In any case, Peace Spring proceeded rapidly, killing hundreds and displacing tens of thousands in a week, and soon ceasefire agreements were reached with foreign powers, first with the United States, then with Russia. Turkey got at the diplomacy table what it had set out to accomplish militarily: the evacuation of the SDF from the 30-kilometre strip.
But the demographic engineering isn’t just about ethnicity; it’s also about ideology and lifestyle. The SDF and PKK are left-wing and secular, a major annoyance for Turkey’s religious conservative government. “It’s really an irony of history that the United States has picked up a Marxist-Leninist organization in Syria as its ally,” Mr. Kalin said in the aforementioned CNN interview. Meanwhile, Turkey’s allies in Syria, and the people it would rather move in to replace the Kurds, are much closer ideologically to the government. Their enemies are even accusing them of being outright jihadis. That Islamic State leader Abu Bakr al-Baghdadi was found and killed by U.S. forces last week in the western city of Idlib – a stone’s throw from the Turkish border and under the gaze of Turkish observation posts – shows that Turkey is, at the very least, less concerned with religious extremists than it is of left-wing Kurds.
So it raised a few eyebrows when Mr. Erdogan explained rather bluntly during an interview last week that, “the people best suited for [the northeastern stretch] are the Arabs. It isn’t an area suitable for the Kurds’ lifestyle.” Asked to clarify, he added, “because it’s a desert,” but eyebrows were still raised. After all, Afrin wasn’t a desert and the Kurds weren’t suitable for it, either.

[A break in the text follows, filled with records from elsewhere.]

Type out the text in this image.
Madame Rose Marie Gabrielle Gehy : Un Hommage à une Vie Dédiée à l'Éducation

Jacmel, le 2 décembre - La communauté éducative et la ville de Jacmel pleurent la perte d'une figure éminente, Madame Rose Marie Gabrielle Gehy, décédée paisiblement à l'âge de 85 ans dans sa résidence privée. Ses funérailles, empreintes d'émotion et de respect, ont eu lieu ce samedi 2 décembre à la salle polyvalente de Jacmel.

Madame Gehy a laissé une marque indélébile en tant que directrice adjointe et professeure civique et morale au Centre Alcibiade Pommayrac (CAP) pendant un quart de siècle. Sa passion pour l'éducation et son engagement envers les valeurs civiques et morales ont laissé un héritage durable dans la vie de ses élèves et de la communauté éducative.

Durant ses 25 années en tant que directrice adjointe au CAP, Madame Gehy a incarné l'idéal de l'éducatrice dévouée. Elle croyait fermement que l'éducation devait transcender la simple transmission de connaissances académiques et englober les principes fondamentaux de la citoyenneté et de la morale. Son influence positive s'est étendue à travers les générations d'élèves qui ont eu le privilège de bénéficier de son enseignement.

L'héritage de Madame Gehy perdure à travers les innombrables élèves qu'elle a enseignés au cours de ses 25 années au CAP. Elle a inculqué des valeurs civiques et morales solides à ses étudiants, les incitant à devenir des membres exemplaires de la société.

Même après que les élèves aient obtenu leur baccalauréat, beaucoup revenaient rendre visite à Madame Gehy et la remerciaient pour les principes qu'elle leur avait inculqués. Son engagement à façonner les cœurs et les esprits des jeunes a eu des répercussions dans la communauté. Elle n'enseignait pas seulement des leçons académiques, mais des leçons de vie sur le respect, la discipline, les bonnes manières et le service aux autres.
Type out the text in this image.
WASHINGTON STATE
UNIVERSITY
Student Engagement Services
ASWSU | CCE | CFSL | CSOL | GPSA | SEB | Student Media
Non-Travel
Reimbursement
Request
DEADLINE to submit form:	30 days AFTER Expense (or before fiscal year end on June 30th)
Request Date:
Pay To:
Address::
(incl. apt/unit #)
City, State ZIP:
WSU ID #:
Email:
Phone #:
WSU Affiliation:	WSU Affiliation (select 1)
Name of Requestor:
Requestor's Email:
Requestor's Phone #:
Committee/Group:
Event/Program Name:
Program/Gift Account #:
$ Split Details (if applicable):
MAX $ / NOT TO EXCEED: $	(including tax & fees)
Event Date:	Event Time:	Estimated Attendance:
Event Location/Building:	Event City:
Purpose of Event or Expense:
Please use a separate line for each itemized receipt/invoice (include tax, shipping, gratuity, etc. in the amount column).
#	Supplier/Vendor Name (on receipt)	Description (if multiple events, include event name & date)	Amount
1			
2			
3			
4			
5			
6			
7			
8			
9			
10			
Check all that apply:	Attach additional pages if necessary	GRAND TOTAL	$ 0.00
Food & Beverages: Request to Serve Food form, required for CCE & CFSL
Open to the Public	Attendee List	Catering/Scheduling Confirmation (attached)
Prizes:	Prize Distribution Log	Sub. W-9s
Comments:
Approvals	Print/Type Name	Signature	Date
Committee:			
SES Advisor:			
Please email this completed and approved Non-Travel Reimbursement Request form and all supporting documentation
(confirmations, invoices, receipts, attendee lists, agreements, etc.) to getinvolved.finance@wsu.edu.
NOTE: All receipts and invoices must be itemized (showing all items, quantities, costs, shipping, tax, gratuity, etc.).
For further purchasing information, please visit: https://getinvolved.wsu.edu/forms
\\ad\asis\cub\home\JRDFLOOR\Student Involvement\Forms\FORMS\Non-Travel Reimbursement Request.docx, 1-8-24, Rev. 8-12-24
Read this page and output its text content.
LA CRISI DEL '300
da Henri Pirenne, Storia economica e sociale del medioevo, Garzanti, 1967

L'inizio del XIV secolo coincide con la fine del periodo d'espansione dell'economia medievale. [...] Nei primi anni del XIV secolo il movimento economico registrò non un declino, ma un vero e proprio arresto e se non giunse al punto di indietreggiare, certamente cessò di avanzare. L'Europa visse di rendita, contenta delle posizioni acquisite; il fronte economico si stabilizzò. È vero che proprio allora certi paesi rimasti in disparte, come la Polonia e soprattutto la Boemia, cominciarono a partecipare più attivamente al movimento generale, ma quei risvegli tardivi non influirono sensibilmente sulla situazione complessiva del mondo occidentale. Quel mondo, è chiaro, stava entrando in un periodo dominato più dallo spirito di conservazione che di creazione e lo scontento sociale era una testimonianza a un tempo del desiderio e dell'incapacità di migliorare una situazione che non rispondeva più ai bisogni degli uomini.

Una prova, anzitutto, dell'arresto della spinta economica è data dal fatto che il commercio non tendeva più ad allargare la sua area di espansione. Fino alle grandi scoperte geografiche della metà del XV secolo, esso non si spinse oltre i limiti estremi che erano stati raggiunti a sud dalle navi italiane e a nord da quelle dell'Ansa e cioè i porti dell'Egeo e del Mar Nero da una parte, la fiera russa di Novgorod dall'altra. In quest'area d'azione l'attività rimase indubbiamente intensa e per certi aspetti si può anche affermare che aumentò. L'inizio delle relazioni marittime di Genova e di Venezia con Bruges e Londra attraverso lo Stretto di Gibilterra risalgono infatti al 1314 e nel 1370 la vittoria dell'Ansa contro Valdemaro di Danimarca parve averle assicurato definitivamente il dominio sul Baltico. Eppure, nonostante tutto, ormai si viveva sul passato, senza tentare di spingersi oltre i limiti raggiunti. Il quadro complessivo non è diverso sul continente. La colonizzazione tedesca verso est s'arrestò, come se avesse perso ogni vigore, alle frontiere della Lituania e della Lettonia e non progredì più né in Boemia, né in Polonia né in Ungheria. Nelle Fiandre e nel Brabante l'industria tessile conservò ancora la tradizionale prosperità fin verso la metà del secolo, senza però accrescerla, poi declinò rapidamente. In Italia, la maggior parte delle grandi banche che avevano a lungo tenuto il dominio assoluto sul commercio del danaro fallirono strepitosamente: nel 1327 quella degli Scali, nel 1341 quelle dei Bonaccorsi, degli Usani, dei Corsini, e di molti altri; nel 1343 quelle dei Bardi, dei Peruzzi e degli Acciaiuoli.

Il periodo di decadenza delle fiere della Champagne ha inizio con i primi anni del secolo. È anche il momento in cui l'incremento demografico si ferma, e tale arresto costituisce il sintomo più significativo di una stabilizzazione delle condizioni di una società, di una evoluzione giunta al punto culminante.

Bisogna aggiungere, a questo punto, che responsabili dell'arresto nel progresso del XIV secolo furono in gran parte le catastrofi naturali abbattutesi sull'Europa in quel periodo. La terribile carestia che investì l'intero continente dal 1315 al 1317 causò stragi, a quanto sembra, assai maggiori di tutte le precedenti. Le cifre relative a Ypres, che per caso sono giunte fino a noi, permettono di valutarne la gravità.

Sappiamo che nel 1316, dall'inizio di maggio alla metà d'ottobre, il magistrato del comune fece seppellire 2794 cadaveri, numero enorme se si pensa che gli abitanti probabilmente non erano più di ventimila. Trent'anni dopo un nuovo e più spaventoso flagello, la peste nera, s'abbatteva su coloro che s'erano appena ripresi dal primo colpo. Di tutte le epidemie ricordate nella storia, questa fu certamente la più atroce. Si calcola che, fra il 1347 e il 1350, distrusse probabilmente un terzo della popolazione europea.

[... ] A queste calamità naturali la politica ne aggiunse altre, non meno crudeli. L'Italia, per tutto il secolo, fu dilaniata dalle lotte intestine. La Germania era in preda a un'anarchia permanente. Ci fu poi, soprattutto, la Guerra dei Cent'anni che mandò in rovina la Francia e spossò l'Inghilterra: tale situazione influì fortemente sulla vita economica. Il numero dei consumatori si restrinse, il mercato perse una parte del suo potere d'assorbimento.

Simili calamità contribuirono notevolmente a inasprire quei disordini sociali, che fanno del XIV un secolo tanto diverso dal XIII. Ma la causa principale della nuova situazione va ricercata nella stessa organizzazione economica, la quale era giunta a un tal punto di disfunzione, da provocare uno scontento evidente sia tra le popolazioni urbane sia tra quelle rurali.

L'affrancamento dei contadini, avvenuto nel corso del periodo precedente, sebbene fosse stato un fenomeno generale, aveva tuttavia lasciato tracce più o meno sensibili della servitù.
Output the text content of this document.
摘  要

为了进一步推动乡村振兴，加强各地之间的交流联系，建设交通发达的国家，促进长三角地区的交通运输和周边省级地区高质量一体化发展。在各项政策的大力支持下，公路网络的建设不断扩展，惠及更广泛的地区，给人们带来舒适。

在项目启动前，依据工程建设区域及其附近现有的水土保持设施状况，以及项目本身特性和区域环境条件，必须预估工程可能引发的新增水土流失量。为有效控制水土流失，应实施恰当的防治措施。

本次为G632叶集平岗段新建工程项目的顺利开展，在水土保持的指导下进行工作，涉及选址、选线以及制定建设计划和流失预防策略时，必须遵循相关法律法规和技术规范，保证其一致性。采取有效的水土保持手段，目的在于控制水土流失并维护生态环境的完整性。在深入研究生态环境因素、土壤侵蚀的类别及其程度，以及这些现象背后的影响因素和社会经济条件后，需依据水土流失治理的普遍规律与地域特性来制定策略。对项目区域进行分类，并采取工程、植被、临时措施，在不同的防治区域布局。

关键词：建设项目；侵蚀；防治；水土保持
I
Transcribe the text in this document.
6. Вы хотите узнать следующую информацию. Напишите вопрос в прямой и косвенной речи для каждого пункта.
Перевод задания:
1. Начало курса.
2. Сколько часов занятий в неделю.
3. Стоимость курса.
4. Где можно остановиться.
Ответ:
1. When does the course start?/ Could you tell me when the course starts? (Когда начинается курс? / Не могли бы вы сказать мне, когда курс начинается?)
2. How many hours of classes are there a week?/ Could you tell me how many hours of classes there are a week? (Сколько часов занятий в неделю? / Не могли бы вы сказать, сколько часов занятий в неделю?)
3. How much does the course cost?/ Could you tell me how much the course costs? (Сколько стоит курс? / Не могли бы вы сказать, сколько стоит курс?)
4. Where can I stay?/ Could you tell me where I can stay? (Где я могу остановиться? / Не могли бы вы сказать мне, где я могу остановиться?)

This engineering in Syria also hints at what is planned for Turkey. The country was established as an aggressively secular republic a century ago after the fall of the Ottoman Empire. Religious conservatives like Mr. Erdogan were marginalized or worse, and their rise has been fuelled largely by a reactionary backlash against enforced secularism. He has made clear his intention to “raise pious generations,” and resources are increasingly invested in religious education and other religious institutions. But secularism and religious conservatism are seen as mutually exclusive, and it’s not easy converting members of one team to the other. That is where nationalism comes in, creating a backdoor which allows leaders to disseminate other ideas. In Turkey, nationalism isn’t the end, it’s the means to the end.
When Turkey’s founders first introduced secularism to the conservative people of Anatolia, they were able to do so because of the nationalist fervour of the Turkish War of Independence waged mostly against the Greeks. Now, if the future is to be pious, a similar existential threat needs to be cultivated and maintained. Which is why there can be no peaceful resolution between Ankara and the Kurds. Get people worked up over Turkishness, and they might not notice why mosques are now mobilized in support of troops or why their kids are being directed toward religious schooling whether parents want it or not.
In 2023, Turkey will be celebrating its centennial, a date government officials bring up time and again with ominous undertones, a sort of watershed moment marking Mr. Erdogan’s grand “New Turkey” project. If this new Turkey aims to bring about a radically new identity, likely a more religious and more anti-Western one, then it will be nationalism that gets it there.
BY: Cinar Kiper – a Turkish journalist based in Vancouver.